The defiance against safety measures rolled out by the State to limit the spread of Covid-19 has revealed missteps in the whole campaign that need to be addressed if the hard work done so far is to bear long-term fruit.
From Old Town in Mombasa to Nairobi’s Eastleigh estate, now on lockdown, government authorities have encountered resistance to safety drives with many wananchi in these areas sticking to their old ways despite the deadly nature of the global pandemic, whose toll continues to grow daily.
For instance, many in these locations have failed to maintain social distance or use protective devices such as face masks yet the disease is highly contagious.

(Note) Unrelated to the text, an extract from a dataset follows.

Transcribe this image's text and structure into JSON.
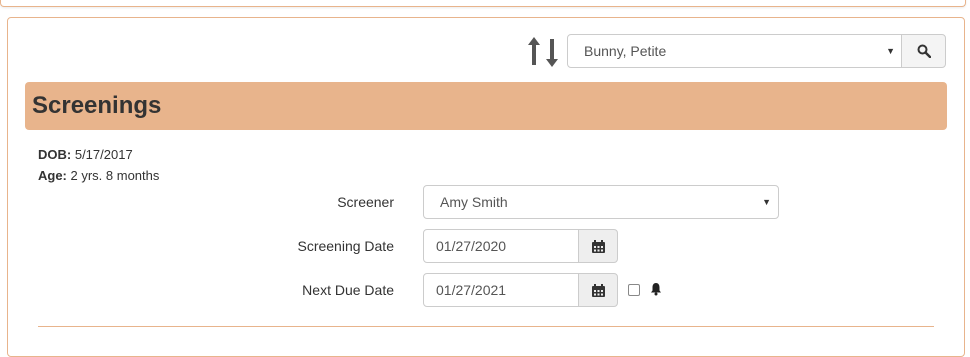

Precautionary action such as mass testing has also been defied by many although it could help save the lives of those diagnosed with the disease in good time.
This plainly demonstrates that awareness and sensitisation about Covid-19 have not achieved the desired effects and much more needs to be done to ensure that knowledge translates to behaviour change.

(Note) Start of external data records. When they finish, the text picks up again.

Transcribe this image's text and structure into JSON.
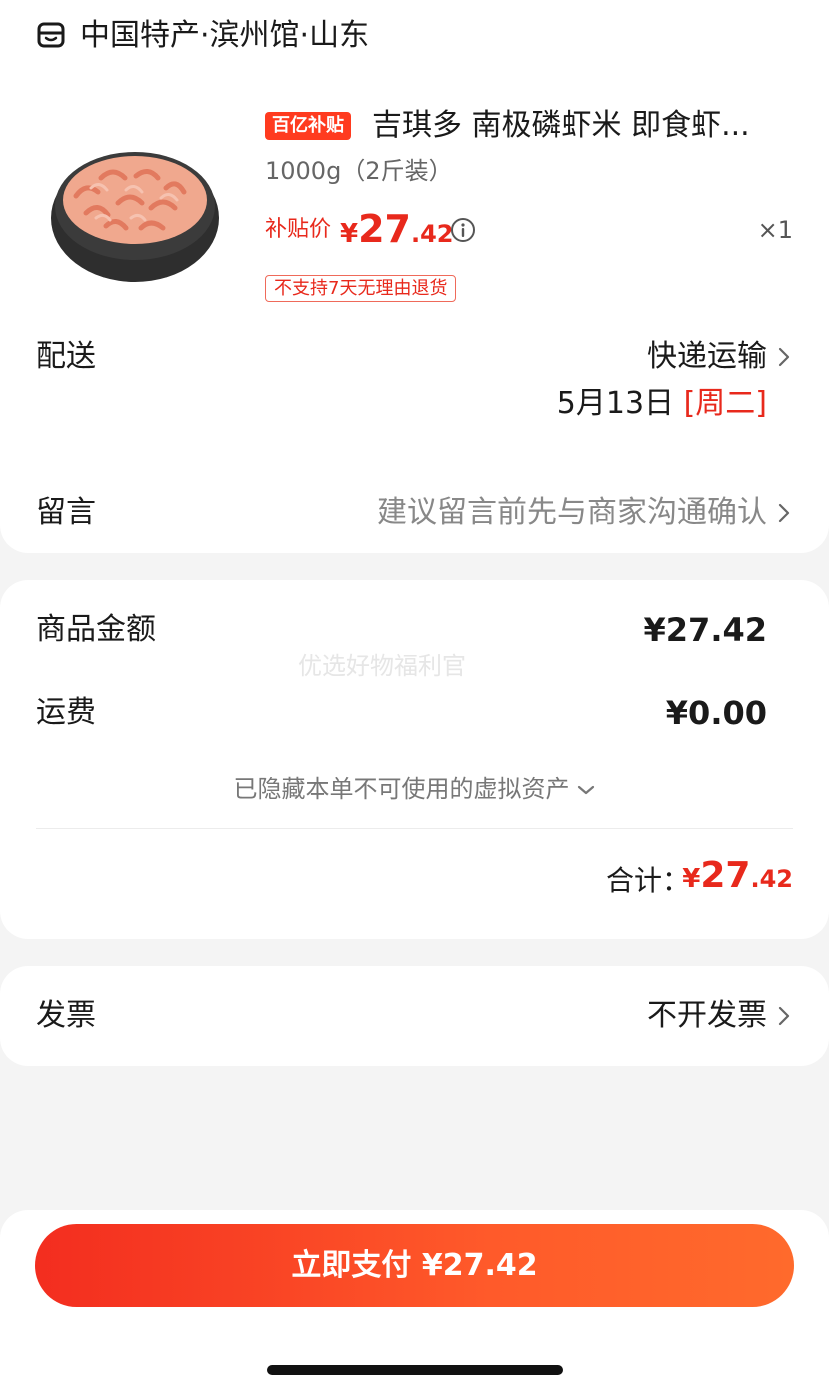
{
  "store": {
    "name": "中国特产·滨州馆·山东",
    "icon": "store-icon"
  },
  "product": {
    "badge": "百亿补贴",
    "title": "吉琪多 南极磷虾米 即食虾...",
    "spec": "1000g（2斤装）",
    "price_label": "补贴价",
    "price_currency": "¥",
    "price_int": "27",
    "price_dec": ".42",
    "quantity": "×1",
    "return_policy": "不支持7天无理由退货"
  },
  "delivery": {
    "label": "配送",
    "method": "快递运输",
    "date": "5月13日",
    "weekday": "[周二]"
  },
  "message": {
    "label": "留言",
    "hint": "建议留言前先与商家沟通确认"
  },
  "summary": {
    "goods_label": "商品金额",
    "goods_value": "¥27.42",
    "watermark": "优选好物福利官",
    "shipping_label": "运费",
    "shipping_value": "¥0.00",
    "hidden_assets": "已隐藏本单不可使用的虚拟资产",
    "total_label": "合计：",
    "total_currency": "¥",
    "total_int": "27",
    "total_dec": ".42"
  },
  "invoice": {
    "label": "发票",
    "value": "不开发票"
  },
  "pay": {
    "label": "立即支付 ¥27.42"
  },
  "colors": {
    "accent": "#e8291c",
    "button_start": "#f32d1f",
    "button_end": "#ff6a2c"
  }
}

Measures such as testing and quarantine have been perceived as a form of punishment and, as a result, many are not willing to step forward to be examined for fear of becoming traumatised by confinement and subsequent rejection by neighbours.

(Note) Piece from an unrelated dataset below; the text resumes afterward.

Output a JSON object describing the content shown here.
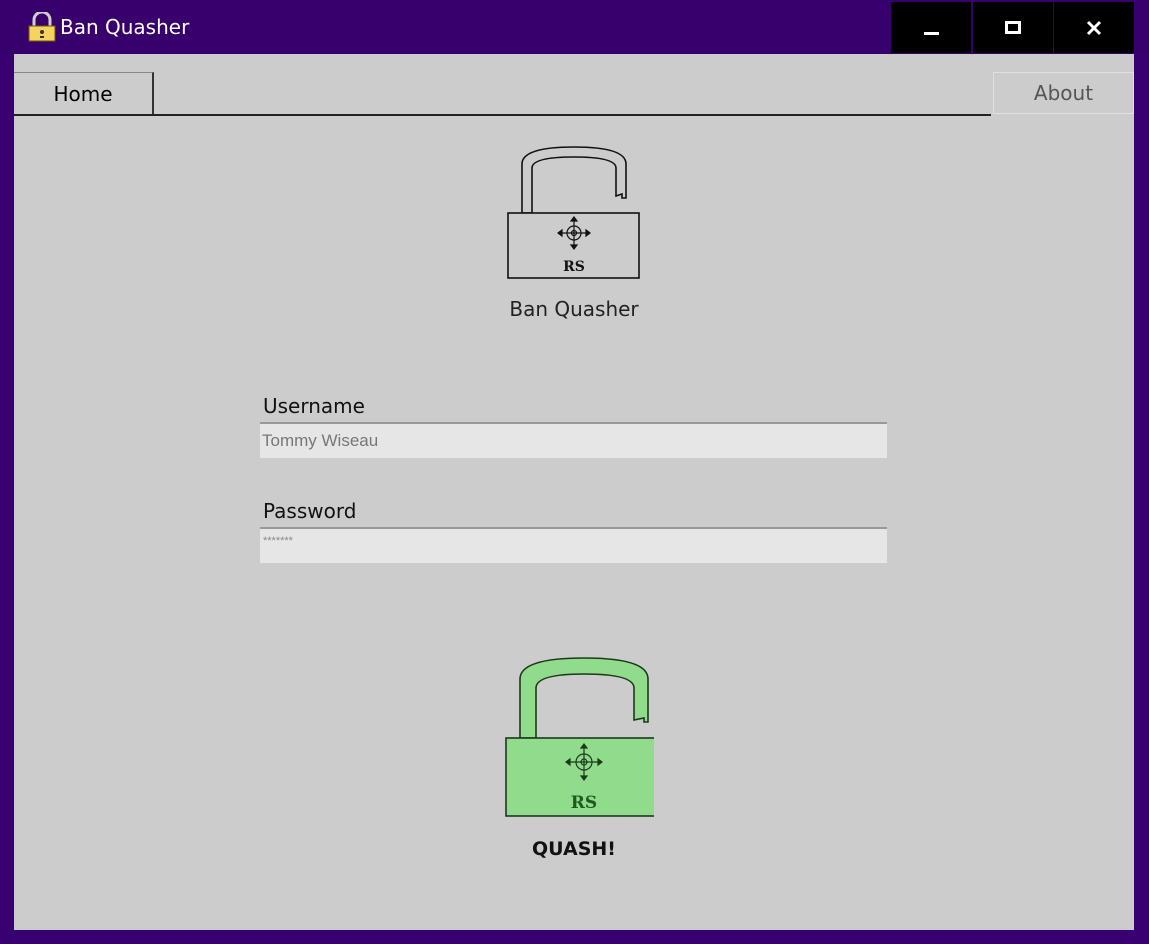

The government needs to correct this by clearing the negative beliefs about Covid-19 through more aggressive public education campaigns to eliminate stigma. Information helps to remove stigma about the disease and this is likely to encourage more citizens to voluntarily come forward to be screened for the disease.
The public also needs to play its part by observing the rules and regulations meant to flatten the transmission curve.